Paper 2023/1165

On the Security of Universal Re-Encryption

Abstract

A universal re-encryption (URE) scheme is a public-key encryption scheme enhanced with an algorithm that on input a ciphertext, outputs another ciphertext which is still a valid encryption of the underlying plaintext. Crucially, such a re-encryption algorithm does not need any key as input, but the ciphertext is guaranteed to be valid under the original key-pair. Therefore, URE schemes lend themselves naturally as building blocks of mixnets: A sender transmits the encryption of a message under the receivers public-key to a mixer, which re-encrypts it, and the receiver later retrieves the re-encrypted ciphertext, which will decrypt successfully to the original message. Young and Yung (SCN 2018) argued that the original definition of URE by Golle et al. (CT-RSA 2004) was flawed, because it did not consider anonymity of encryption. This motivated them to claim that they finally put URE on solid grounds by presenting four formal security notions which they argued a URE should satisfy.

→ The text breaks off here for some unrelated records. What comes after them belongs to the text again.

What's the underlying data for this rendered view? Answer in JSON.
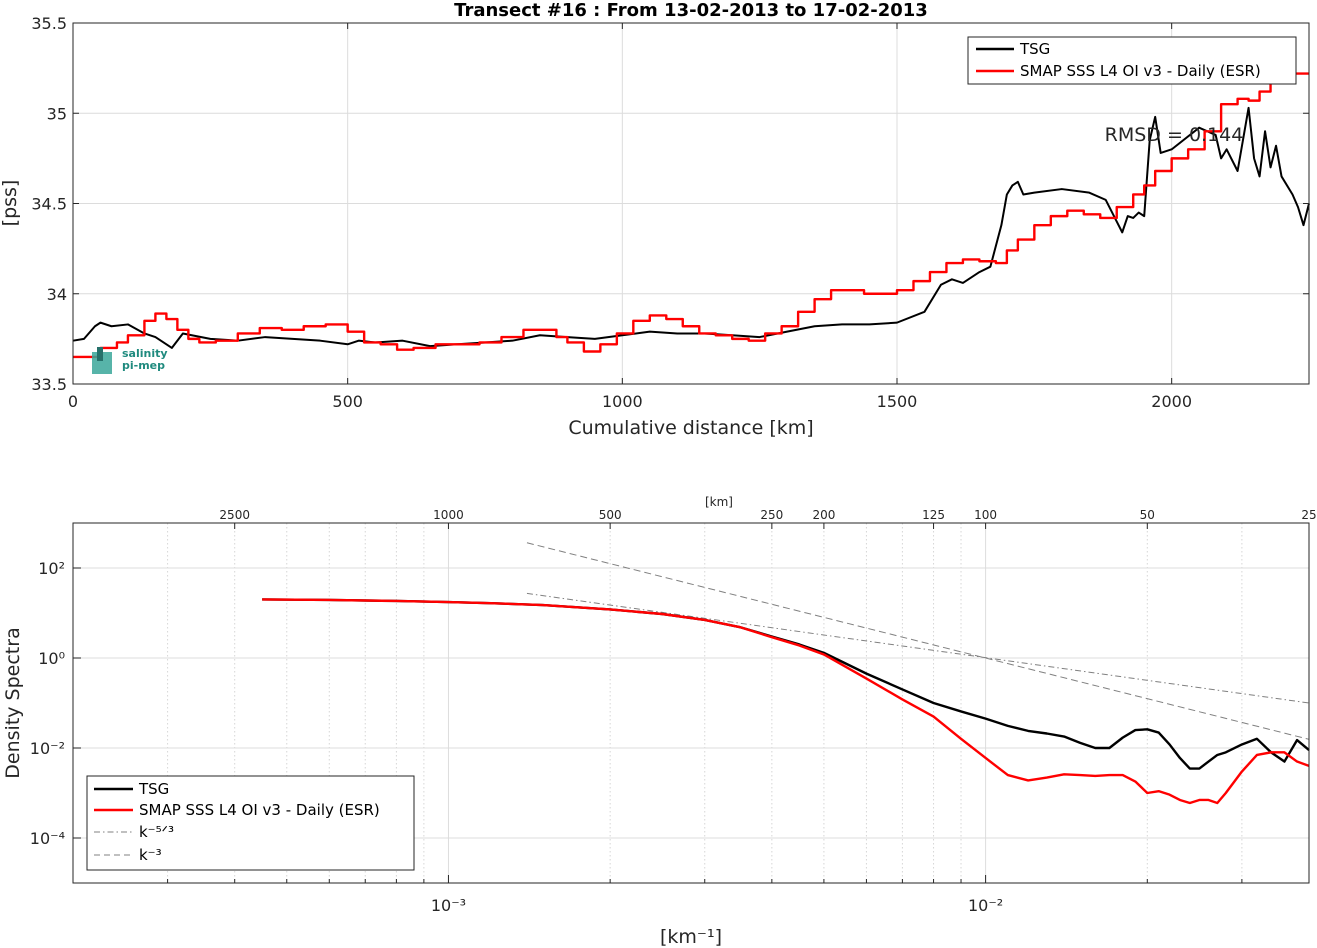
{
  "chart_data": [
    {
      "type": "line",
      "title": "Transect #16 : From 13-02-2013 to 17-02-2013",
      "xlabel": "Cumulative distance [km]",
      "ylabel": "[pss]",
      "xlim": [
        0,
        2250
      ],
      "ylim": [
        33.5,
        35.5
      ],
      "xticks": [
        0,
        500,
        1000,
        1500,
        2000
      ],
      "yticks": [
        33.5,
        34,
        34.5,
        35,
        35.5
      ],
      "xtick_labels": [
        "0",
        "500",
        "1000",
        "1500",
        "2000"
      ],
      "ytick_labels": [
        "33.5",
        "34",
        "34.5",
        "35",
        "35.5"
      ],
      "grid": true,
      "legend_position": "top-right",
      "annotation": "RMSD = 0.144",
      "logo_text": [
        "salinity",
        "pi-mep"
      ],
      "series": [
        {
          "name": "TSG",
          "color": "#000000",
          "x": [
            0,
            20,
            40,
            50,
            70,
            100,
            130,
            150,
            180,
            200,
            250,
            300,
            350,
            400,
            450,
            500,
            520,
            550,
            600,
            650,
            700,
            750,
            800,
            850,
            900,
            950,
            1000,
            1050,
            1100,
            1150,
            1200,
            1250,
            1300,
            1350,
            1400,
            1450,
            1500,
            1550,
            1580,
            1600,
            1620,
            1650,
            1670,
            1690,
            1700,
            1710,
            1720,
            1730,
            1750,
            1800,
            1850,
            1880,
            1900,
            1910,
            1920,
            1930,
            1940,
            1950,
            1960,
            1970,
            1980,
            2000,
            2050,
            2080,
            2090,
            2100,
            2120,
            2140,
            2150,
            2160,
            2170,
            2180,
            2190,
            2200,
            2220,
            2230,
            2240,
            2250
          ],
          "y": [
            33.74,
            33.75,
            33.82,
            33.84,
            33.82,
            33.83,
            33.78,
            33.76,
            33.7,
            33.78,
            33.75,
            33.74,
            33.76,
            33.75,
            33.74,
            33.72,
            33.74,
            33.73,
            33.74,
            33.71,
            33.72,
            33.73,
            33.74,
            33.77,
            33.76,
            33.75,
            33.77,
            33.79,
            33.78,
            33.78,
            33.77,
            33.76,
            33.79,
            33.82,
            33.83,
            33.83,
            33.84,
            33.9,
            34.05,
            34.08,
            34.06,
            34.12,
            34.15,
            34.38,
            34.55,
            34.6,
            34.62,
            34.55,
            34.56,
            34.58,
            34.56,
            34.52,
            34.4,
            34.34,
            34.43,
            34.42,
            34.45,
            34.43,
            34.85,
            34.98,
            34.78,
            34.8,
            34.92,
            34.88,
            34.75,
            34.8,
            34.68,
            35.03,
            34.75,
            34.65,
            34.9,
            34.7,
            34.82,
            34.65,
            34.55,
            34.48,
            34.38,
            34.5
          ]
        },
        {
          "name": "SMAP SSS L4 OI v3 - Daily (ESR)",
          "color": "#ff0000",
          "x": [
            0,
            50,
            80,
            100,
            130,
            150,
            170,
            190,
            210,
            230,
            260,
            300,
            340,
            380,
            420,
            460,
            500,
            530,
            560,
            590,
            620,
            660,
            700,
            740,
            780,
            820,
            860,
            880,
            900,
            930,
            960,
            990,
            1020,
            1050,
            1080,
            1110,
            1140,
            1170,
            1200,
            1230,
            1260,
            1290,
            1320,
            1350,
            1380,
            1410,
            1440,
            1470,
            1500,
            1530,
            1560,
            1590,
            1620,
            1650,
            1680,
            1700,
            1720,
            1750,
            1780,
            1810,
            1840,
            1870,
            1900,
            1930,
            1950,
            1970,
            2000,
            2030,
            2060,
            2090,
            2120,
            2140,
            2160,
            2180,
            2200,
            2220,
            2250
          ],
          "y": [
            33.65,
            33.7,
            33.73,
            33.77,
            33.85,
            33.89,
            33.86,
            33.8,
            33.75,
            33.73,
            33.74,
            33.78,
            33.81,
            33.8,
            33.82,
            33.83,
            33.79,
            33.73,
            33.72,
            33.69,
            33.7,
            33.72,
            33.72,
            33.73,
            33.76,
            33.8,
            33.8,
            33.76,
            33.73,
            33.68,
            33.72,
            33.78,
            33.85,
            33.88,
            33.86,
            33.82,
            33.78,
            33.77,
            33.75,
            33.74,
            33.78,
            33.82,
            33.9,
            33.97,
            34.02,
            34.02,
            34.0,
            34.0,
            34.02,
            34.07,
            34.12,
            34.17,
            34.19,
            34.18,
            34.17,
            34.24,
            34.3,
            34.38,
            34.43,
            34.46,
            34.44,
            34.42,
            34.48,
            34.55,
            34.6,
            34.68,
            34.75,
            34.8,
            34.9,
            35.05,
            35.08,
            35.07,
            35.12,
            35.17,
            35.22,
            35.22,
            35.22
          ]
        }
      ]
    },
    {
      "type": "line",
      "title": "",
      "xlabel": "[km⁻¹]",
      "ylabel": "Density Spectra",
      "top_axis_label": "[km]",
      "xscale": "log",
      "yscale": "log",
      "xlim": [
        0.0002,
        0.04
      ],
      "ylim": [
        1e-05,
        1000
      ],
      "xtick_labels": [
        "10⁻³",
        "10⁻²"
      ],
      "ytick_labels": [
        "10²",
        "10⁰",
        "10⁻²",
        "10⁻⁴"
      ],
      "top_ticks_km": [
        2500,
        1000,
        500,
        250,
        200,
        125,
        100,
        50,
        25
      ],
      "grid": true,
      "legend_position": "bottom-left",
      "series": [
        {
          "name": "TSG",
          "color": "#000000",
          "x": [
            0.00045,
            0.0006,
            0.0008,
            0.001,
            0.0012,
            0.0015,
            0.002,
            0.0025,
            0.003,
            0.0035,
            0.004,
            0.0045,
            0.005,
            0.006,
            0.007,
            0.008,
            0.009,
            0.01,
            0.011,
            0.012,
            0.013,
            0.014,
            0.015,
            0.016,
            0.017,
            0.018,
            0.019,
            0.02,
            0.021,
            0.022,
            0.023,
            0.024,
            0.025,
            0.026,
            0.027,
            0.028,
            0.03,
            0.032,
            0.034,
            0.036,
            0.038,
            0.04
          ],
          "y": [
            20,
            19.5,
            18.5,
            17.5,
            16.5,
            15,
            12,
            9.5,
            7,
            4.8,
            3.0,
            2.0,
            1.3,
            0.45,
            0.2,
            0.1,
            0.065,
            0.045,
            0.031,
            0.024,
            0.021,
            0.018,
            0.013,
            0.01,
            0.01,
            0.017,
            0.025,
            0.026,
            0.022,
            0.012,
            0.006,
            0.0035,
            0.0035,
            0.005,
            0.007,
            0.008,
            0.012,
            0.016,
            0.008,
            0.005,
            0.015,
            0.009
          ]
        },
        {
          "name": "SMAP SSS L4 OI v3 - Daily (ESR)",
          "color": "#ff0000",
          "x": [
            0.00045,
            0.0006,
            0.0008,
            0.001,
            0.0012,
            0.0015,
            0.002,
            0.0025,
            0.003,
            0.0035,
            0.004,
            0.0045,
            0.005,
            0.006,
            0.007,
            0.008,
            0.009,
            0.01,
            0.011,
            0.012,
            0.013,
            0.014,
            0.015,
            0.016,
            0.017,
            0.018,
            0.019,
            0.02,
            0.021,
            0.022,
            0.023,
            0.024,
            0.025,
            0.026,
            0.027,
            0.028,
            0.03,
            0.032,
            0.034,
            0.036,
            0.038,
            0.04
          ],
          "y": [
            20,
            19.5,
            18.5,
            17.5,
            16.5,
            15,
            12,
            9.5,
            7,
            4.8,
            2.9,
            1.9,
            1.2,
            0.35,
            0.12,
            0.05,
            0.016,
            0.006,
            0.0025,
            0.0019,
            0.0022,
            0.0026,
            0.0025,
            0.0024,
            0.0025,
            0.0025,
            0.0018,
            0.001,
            0.0011,
            0.00092,
            0.0007,
            0.0006,
            0.0007,
            0.0007,
            0.0006,
            0.001,
            0.003,
            0.007,
            0.008,
            0.008,
            0.005,
            0.004
          ]
        },
        {
          "name": "k⁻⁵ᐟ³",
          "color": "#808080",
          "dash": "dashdot",
          "x": [
            0.0014,
            0.04
          ],
          "y": [
            27.3,
            0.1
          ]
        },
        {
          "name": "k⁻³",
          "color": "#808080",
          "dash": "dashed",
          "x": [
            0.0014,
            0.04
          ],
          "y": [
            364,
            0.0156
          ]
        }
      ]
    }
  ]
}
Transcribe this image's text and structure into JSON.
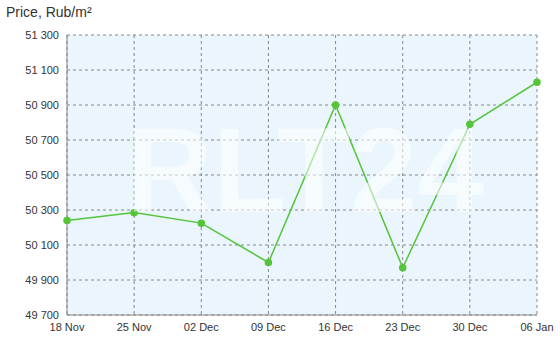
{
  "chart_data": {
    "type": "line",
    "title": "Price, Rub/m²",
    "annotations": [
      "RLT24"
    ],
    "categories": [
      "18 Nov",
      "25 Nov",
      "02 Dec",
      "09 Dec",
      "16 Dec",
      "23 Dec",
      "30 Dec",
      "06 Jan"
    ],
    "values": [
      50240,
      50285,
      50225,
      50000,
      50900,
      49970,
      50790,
      51030
    ],
    "color": "#55c43a",
    "marker": "circle",
    "ylim": [
      49700,
      51300
    ],
    "yticks": [
      {
        "value": 49700,
        "label": "49 700"
      },
      {
        "value": 49900,
        "label": "49 900"
      },
      {
        "value": 50100,
        "label": "50 100"
      },
      {
        "value": 50300,
        "label": "50 300"
      },
      {
        "value": 50500,
        "label": "50 500"
      },
      {
        "value": 50700,
        "label": "50 700"
      },
      {
        "value": 50900,
        "label": "50 900"
      },
      {
        "value": 51100,
        "label": "51 100"
      },
      {
        "value": 51300,
        "label": "51 300"
      }
    ],
    "grid": true
  }
}
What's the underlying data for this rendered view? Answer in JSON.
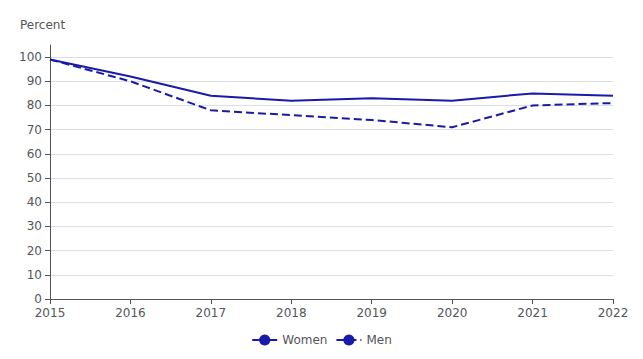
{
  "chart_data": {
    "type": "line",
    "x": [
      2015,
      2016,
      2017,
      2018,
      2019,
      2020,
      2021,
      2022
    ],
    "series": [
      {
        "name": "Women",
        "color": "#1a1aaa",
        "line_style": "solid",
        "values": [
          99,
          92,
          84,
          82,
          83,
          82,
          85,
          84
        ]
      },
      {
        "name": "Men",
        "color": "#1a1aaa",
        "line_style": "dashed",
        "values": [
          99,
          90,
          78,
          76,
          74,
          71,
          80,
          81
        ]
      }
    ],
    "ylabel": "Percent",
    "xlim": [
      2015,
      2022
    ],
    "xticks": [
      2015,
      2016,
      2017,
      2018,
      2019,
      2020,
      2021,
      2022
    ],
    "ylim": [
      0,
      105
    ],
    "yticks": [
      0,
      10,
      20,
      30,
      40,
      50,
      60,
      70,
      80,
      90,
      100
    ],
    "grid": true,
    "legend": "bottom"
  }
}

As our first contribution, we introduce a framework that allows to compactly define and relate security notions as substitutions of systems. Using such framework, as our second contribution we show that Young and Yung's four notions are not minimal, and therefore do not properly capture the essence of a secure URE scheme. We provide three definitions that imply (and are implied by) theirs. Using the constructive cryptography framework, our third contribution is to capture the essence of URE from an application point of view by providing a composable security notion that expresses the ideal use of URE in a mixnet. Finally, we show that the composable notion is implied by our three minimal notions.